Protect Worker’s Rights
Section 5(5) (e), (f) and (g) of the SEZ Rules asks the State Governments to delegate powers under the Industrial Disputes Act to the Development Commissioner and to declare SEZs as Public Utility Services. These are incompatible with the SEZ Act, which does not contain any such provision. Such deviations of the SEZ Rules from the parent Act have to be corrected. The ILO recommendation regarding separation of powers between the Development Commissioner of an Export Processing Zone and the Grievance Redressal Officer should be seriously considered in this regard.

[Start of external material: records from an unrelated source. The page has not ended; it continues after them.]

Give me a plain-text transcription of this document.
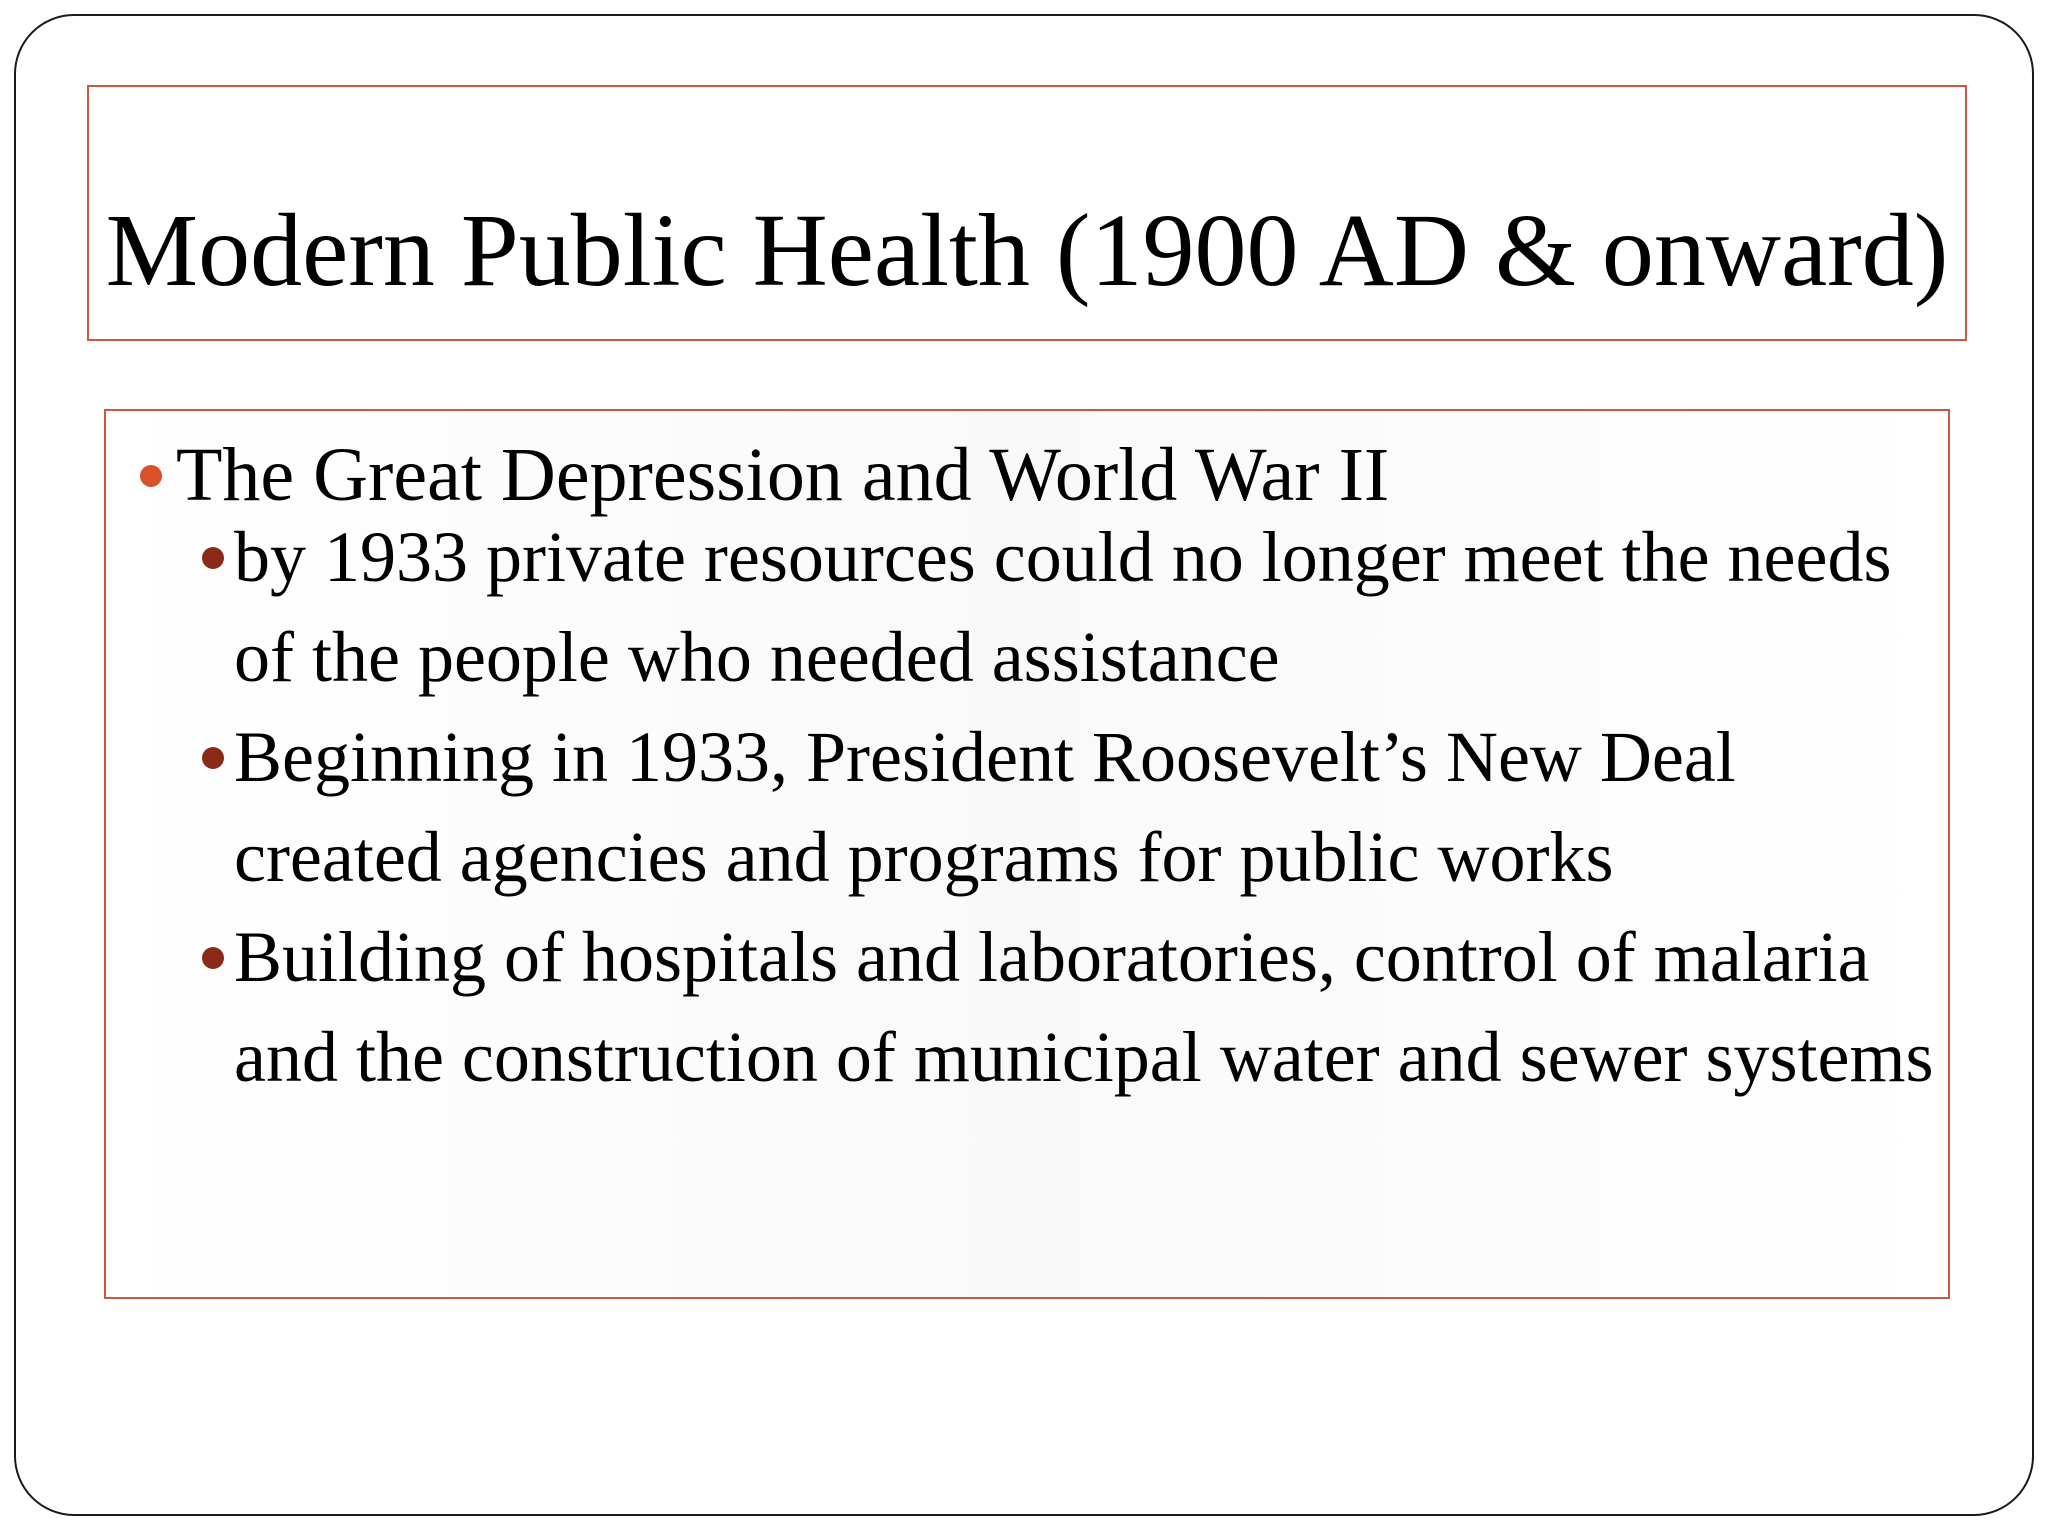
Modern Public Health (1900 AD & onward)
The Great Depression and World War II
by 1933 private resources could no longer meet the needs of the people who needed assistance
Beginning in 1933, President Roosevelt’s New Deal created agencies and programs for public works
Building of hospitals and laboratories, control of malaria and the construction of municipal water and sewer systems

Prevent Enclaves of Speculative Finance
The provision for setting up Offshore Banking Units and International Financial Services Centres within the SEZS needs to be qualified. While the need for efficient financial intermediation and credit delivery for the purpose of industrial and export promotion within the SEZs is understandable, utmost care has to be taken to ensure that these financial entities do not develop as tax havens for speculative finance capital. There is no need for providing tax breaks for the financial entities within the SEZs. All financial activities should be within the regulatory ambit of the RBI and subject to the same tax provisions regardless of whether their offices are physically located within the SEZ or the Domestic Tariff Area. Moreover, the RBI needs to ensure that the financial activities permitted within the SEZs are strictly related to the economic activities within the zone.
Amend SEZ Act and Rules
The suggestions made above involve several amendments to the SEZ Act and the SEZ Rules. The Left Parties believe that unless these changes are brought about, the SEZ Policy would degenerate into a free for all, which would have serious consequences. The UPA Government should therefore initiate a Review of the SEZ Act at the earliest with a view of making appropriate amendments. Amendments to the SEZ Rules can be made consequent to the Amendment of the Act. The Board of Approval should stop granting fresh approvals until the completion of the Review process. The changes suggested in the Land Acquisition Act and the formulation of a National Rehabilitation Policy, preferably through the passage of a Central legislation, should also be considered on an urgent basis.